The Cisco Kid was one of the “juvenile”cowboy series that made the jump from radio to television. In both incarnations, he was a six-gun Robin Hood, usually coming to the aid of damsels in distress — but now and then settling for a journalist in distress.

The television episode “Newspaper Crusader” from December, 1950, is shared as a public domain video on various websites, including Hulu and YouTube, where an introduction is provided by Bob Terry of Wild West Toys cap guns.

In the radio series, a newspaper crusader had already saved the Cisco Kid’s life when his Cottonwood Bluffs paper needed help after taking on a whole town founded by outlaws, in the episode Convict Valley.

In the tradition of Saturday matinee and feature-film Westerns, the frontier town has an editor with more gumption than the local sheriff, and prints an editorial calling on his neighbors to arm themselves and drive out the outlaws.

Thanks to Cisco and his partner Pancho, this editor doesn’t have to strap on a gun himself. They knock him out and have him carried away for his own safety.

However, unlike the movie villain in “Liberty Valance,” the bully is no single-handed quickdraw type waiting for Cisco to play John Wayne or Jimmy Stewart.  Since the bad guy has a whole gang of outlaws, but Cisco uses his charisma to convince the honest townspeople to fight the bad guys, as originally proposed in the newspaper editorial.

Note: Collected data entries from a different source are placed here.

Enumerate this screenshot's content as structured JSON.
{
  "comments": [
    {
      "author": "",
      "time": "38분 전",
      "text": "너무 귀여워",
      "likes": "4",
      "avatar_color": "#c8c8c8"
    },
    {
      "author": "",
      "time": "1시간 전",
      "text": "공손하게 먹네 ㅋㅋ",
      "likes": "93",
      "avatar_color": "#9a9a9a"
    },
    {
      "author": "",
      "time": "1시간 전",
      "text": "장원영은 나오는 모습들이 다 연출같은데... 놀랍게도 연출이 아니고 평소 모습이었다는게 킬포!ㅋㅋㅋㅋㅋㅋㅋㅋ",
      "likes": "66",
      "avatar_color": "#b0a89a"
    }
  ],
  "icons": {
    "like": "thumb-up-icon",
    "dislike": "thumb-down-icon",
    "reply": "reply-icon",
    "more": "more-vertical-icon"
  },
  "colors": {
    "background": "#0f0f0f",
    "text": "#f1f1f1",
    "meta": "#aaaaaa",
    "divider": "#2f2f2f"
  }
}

Pioneer radio collector J. David Goldin’s summary index of episodes includes what sounds like a similar story, “The Cisco Kid and The Fighting Editor,” unfortunately not available in the Archive.org collection. Jerry Haendiges log also lists the episode, dating it Sept. 16, 1952. Here’s how Goldin describes the story:

“A newspaper editor is shot for printing the truth about a crooked gambling saloon. Cisco helps print the next issue of ‘The Sentinel.'”

Not all frontier printers were public-spirited, according to the Cisco Kid writers. In Ghost Town Gazette, he comes to the aid of a father and daughter who have been taken in by a phony newspaper circulated to entice folks back East to buy worthless land.

Other heroic journalists may be lurking in other episodes of The Cisco Kid at the Internet Archive, which has several pages of Cisco Kid files uploaded by various collectors.